3^x+4^x=5^x Conceptual Question

[SHawking]

I think I actually saw this question on here before but can't find it, hopefully someone can help me. We know x=2 for 3^x+4^x=5^x but how would you prove that x=2 in this case?


Thanks.

 

[Borek]

I am not sure what you are asking about.

For x=2 9+16=25.

Or do you mean how do we prove the equation has only one solution, x=2?

 

[SHawking]

I am not sure what you are asking about.

For x=2 9+16=25.

Or do you mean how do we prove the equation has only one solution, x=2?

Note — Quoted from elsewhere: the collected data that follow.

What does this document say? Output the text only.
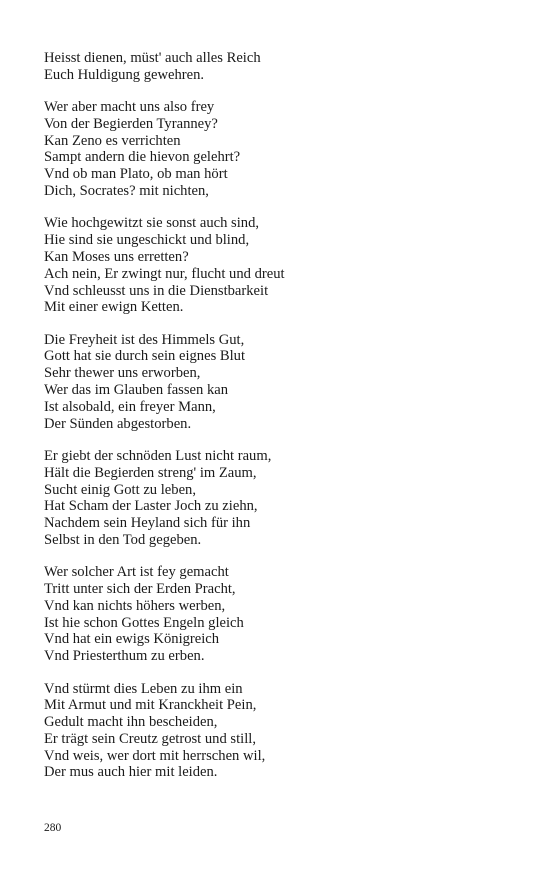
Heisst dienen, müst' auch alles Reich
Euch Huldigung gewehren.
Wer aber macht uns also frey
Von der Begierden Tyranney?
Kan Zeno es verrichten
Sampt andern die hievon gelehrt?
Vnd ob man Plato, ob man hört
Dich, Socrates? mit nichten,
Wie hochgewitzt sie sonst auch sind,
Hie sind sie ungeschickt und blind,
Kan Moses uns erretten?
Ach nein, Er zwingt nur, flucht und dreut
Vnd schleusst uns in die Dienstbarkeit
Mit einer ewign Ketten.
Die Freyheit ist des Himmels Gut,
Gott hat sie durch sein eignes Blut
Sehr thewer uns erworben,
Wer das im Glauben fassen kan
Ist alsobald, ein freyer Mann,
Der Sünden abgestorben.
Er giebt der schnöden Lust nicht raum,
Hält die Begierden streng' im Zaum,
Sucht einig Gott zu leben,
Hat Scham der Laster Joch zu ziehn,
Nachdem sein Heyland sich für ihn
Selbst in den Tod gegeben.
Wer solcher Art ist fey gemacht
Tritt unter sich der Erden Pracht,
Vnd kan nichts höhers werben,
Ist hie schon Gottes Engeln gleich
Vnd hat ein ewigs Königreich
Vnd Priesterthum zu erben.
Vnd stürmt dies Leben zu ihm ein
Mit Armut und mit Kranckheit Pein,
Gedult macht ihn bescheiden,
Er trägt sein Creutz getrost und still,
Vnd weis, wer dort mit herrschen wil,
Der mus auch hier mit leiden.
280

I mean, how exactly would one go about proving x=2? If someone gave you the equation, or any other equation with an answer x=some number less then two how would you prove it?

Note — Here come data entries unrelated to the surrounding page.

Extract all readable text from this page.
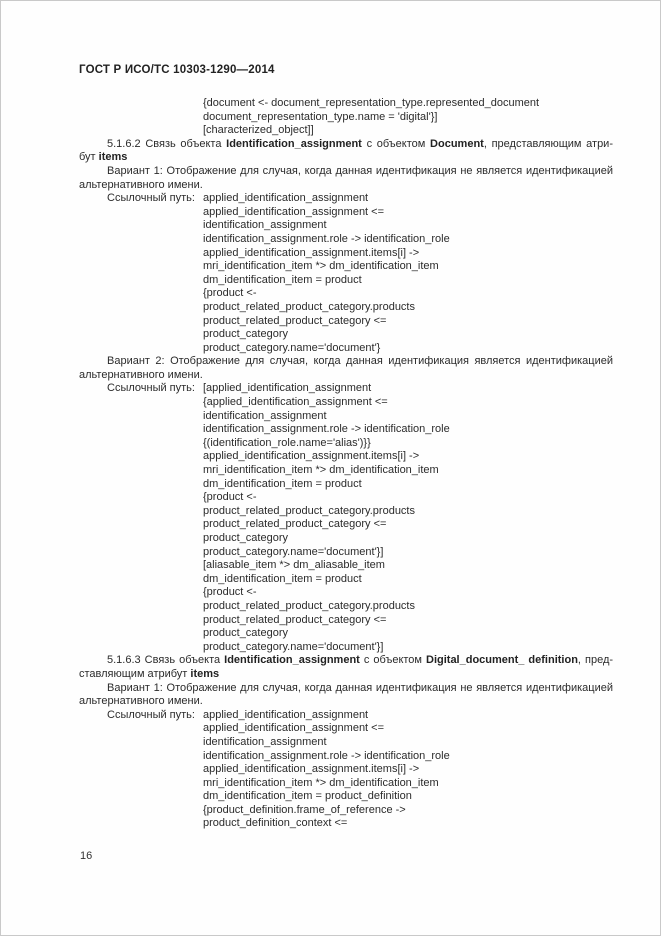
ГОСТ Р ИСО/ТС 10303-1290—2014
{document <- document_representation_type.represented_document
document_representation_type.name = 'digital'}]
[characterized_object]]
5.1.6.2 Связь объекта Identification_assignment с объектом Document, представляющим атри-
бут items
Вариант 1: Отображение для случая, когда данная идентификация не является идентификацией
альтернативного имени.
Ссылочный путь: applied_identification_assignment
applied_identification_assignment <=
identification_assignment
identification_assignment.role -> identification_role
applied_identification_assignment.items[i] ->
mri_identification_item *> dm_identification_item
dm_identification_item = product
{product <-
product_related_product_category.products
product_related_product_category <=
product_category
product_category.name='document'}
Вариант 2: Отображение для случая, когда данная идентификация является идентификацией
альтернативного имени.
Ссылочный путь: [applied_identification_assignment
{applied_identification_assignment <=
identification_assignment
identification_assignment.role -> identification_role
{(identification_role.name='alias')}}
applied_identification_assignment.items[i] ->
mri_identification_item *> dm_identification_item
dm_identification_item = product
{product <-
product_related_product_category.products
product_related_product_category <=
product_category
product_category.name='document'}]
[aliasable_item *> dm_aliasable_item
dm_identification_item = product
{product <-
product_related_product_category.products
product_related_product_category <=
product_category
product_category.name='document'}]
5.1.6.3 Связь объекта Identification_assignment с объектом Digital_document_ definition, пред-
ставляющим атрибут items
Вариант 1: Отображение для случая, когда данная идентификация не является идентификацией
альтернативного имени.
Ссылочный путь: applied_identification_assignment
applied_identification_assignment <=
identification_assignment
identification_assignment.role -> identification_role
applied_identification_assignment.items[i] ->
mri_identification_item *> dm_identification_item
dm_identification_item = product_definition
{product_definition.frame_of_reference ->
product_definition_context <=
16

Basically, how would you solve for x, and show that x=2?

 

[BobbyBear]

Maybe solve graphically or use a numerical method?:P

 

[SHawking]

Maybe solve graphically or use a numerical method?:P

I'd rather not use a numerical method- my intent is to get an algebraic solution. As for graphically, I don't quite see how it would work. Does anyone know the correct analytical approach?

 

[Fenn]

I'd rather not use a numerical method- my intent is to get an algebraic solution. As for graphically, I don't quite see how it would work. Does anyone know the correct analytical approach?

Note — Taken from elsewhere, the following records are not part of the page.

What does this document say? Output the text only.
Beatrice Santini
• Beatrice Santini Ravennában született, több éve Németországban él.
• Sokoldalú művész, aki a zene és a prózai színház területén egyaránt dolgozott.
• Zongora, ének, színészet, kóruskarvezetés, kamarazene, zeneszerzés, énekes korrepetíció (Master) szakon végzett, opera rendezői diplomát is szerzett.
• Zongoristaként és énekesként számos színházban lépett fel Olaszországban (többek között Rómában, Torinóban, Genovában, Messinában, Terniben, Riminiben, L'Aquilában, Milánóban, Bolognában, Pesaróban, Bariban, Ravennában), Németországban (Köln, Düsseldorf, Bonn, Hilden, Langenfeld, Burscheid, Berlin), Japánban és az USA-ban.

I don't think there is an algebraic solution, but I could be wrong. To solve this graphically, plot f_1(x) = 3^x + 4^x and f_2(x) = 5^x on the same graph. Look for the point(s) where the two graphs intersect, where f_1(x) = f_2(x). Everywhere else, 3^x + 4^x \neq 5^x.

 

[robert Ihnot]

I don't see how this is a problem. We can go back to 2 = 1+1, 2^2 = (1+1)+(1+1) = 2(1+1), and go on with this and count the 'sticks', arriving at a 1 to 1 correspondance. This is how Cantor decided two sets were the same.

If you are worried about whether there are other solutions for higher x, we have the inequality 3^x+4^x < 5^x for x>2.

 

[Alewhey]

I'm fairly certain there is no algebraic method. If there was some algebraic way to get x as a function of {3,4,5} then we could replace {3,4,5} with (say) {a,b,c} and have an analytical solution for the general equation. But for a,b,c,x integral, we have Fermat's Last Theorem which clearly does NOT have a simple solution (or indeed any solution).

Edit: To clarify, what I am saying is that if we could find some analytical solution to the above problem then from this solution it would surely then be possible to prove that for a,b,c,x integral and x>2 there is no solution i.e. prove Fermat's Last Theorem. Since the proof of this theorem is decidedly nontrivial (!), it seems very unlikely that there is an analytical solution!